Büyük göçte anayurttan ayrılmak zorunda bırakılan Abazin grupları bugünkü Türkiye, Mısır, Ürdün, Suriye gibi ülkelere yerleştirilmişlerdir. Türkiye’de yaşayan Abazinler Uzunyayla bölgesinde; dört köy Pınarbaşı’na, dört köy ise Şarkışla’ya, Sivas’ın Yıldızeli ilçesi ve merkez ilçeye bağlı köylerle, Artova, Tokat, Havza yörelerine, Tufanbeyli, Yozgat-Sorgun, Çorum-Alaca, Eskişehir köylerine ve bir miktar da Ahlat-Adilcevaz yörelerine yerleştirilmişlerdir. Ankara, İstanbul, İzmir, Kayseri, Sivas, Eskişehir, Adana, Mersin gibi kentlere yerleşen Abazin aileleri de vardır.

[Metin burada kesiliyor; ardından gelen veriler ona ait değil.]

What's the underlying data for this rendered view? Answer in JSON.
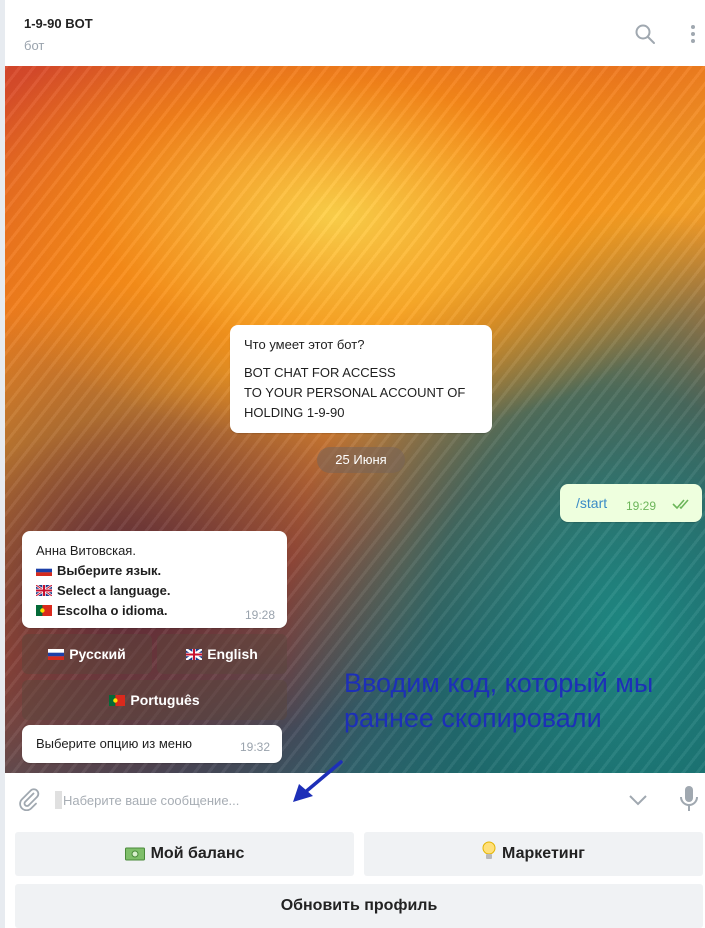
{
  "header": {
    "title": "1-9-90 BOT",
    "subtitle": "бот",
    "icons": [
      "search-icon",
      "more-vertical-icon"
    ]
  },
  "chat": {
    "bot_info": {
      "question": "Что умеет этот бот?",
      "answer_lines": [
        "BOT CHAT FOR ACCESS",
        "TO YOUR PERSONAL ACCOUNT OF",
        "HOLDING 1-9-90"
      ]
    },
    "date_separator": "25 Июня",
    "outgoing": {
      "text": "/start",
      "time": "19:29",
      "status": "read-double-check"
    },
    "language_message": {
      "sender": "Анна Витовская.",
      "lines": [
        "Выберите язык.",
        "Select a language.",
        "Escolha o idioma."
      ],
      "time": "19:28"
    },
    "inline_keyboard": [
      {
        "label": "Русский",
        "flag": "ru"
      },
      {
        "label": "English",
        "flag": "gb"
      },
      {
        "label": "Português",
        "flag": "pt"
      }
    ],
    "menu_message": {
      "text": "Выберите опцию из меню",
      "time": "19:32"
    }
  },
  "annotation": {
    "line1": "Вводим код, который мы",
    "line2": "раннее скопировали",
    "color": "#1d2fb8"
  },
  "input": {
    "placeholder": "Наберите ваше сообщение...",
    "value": ""
  },
  "reply_keyboard": {
    "balance": "Мой баланс",
    "marketing": "Маркетинг",
    "update_profile": "Обновить профиль"
  },
  "colors": {
    "accent": "#3a8bc6",
    "outgoing_bg": "#eeffde",
    "read_check": "#6cb65a"
  }
}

Ekim Devriminden sonra başlayan dönemde yaşam biçiminin değişmesi ve kentleşme sonucu bugün anayurtta kalan Abazinler Karaçayevsk, Çerkesk, Yerkinşahar, Teberda, Yersokan, Nalçik, Pyatigorsk ve Maykop gibi kentlerde de diğer Çerkes grupları ile bir arada yaşamaktadırlar.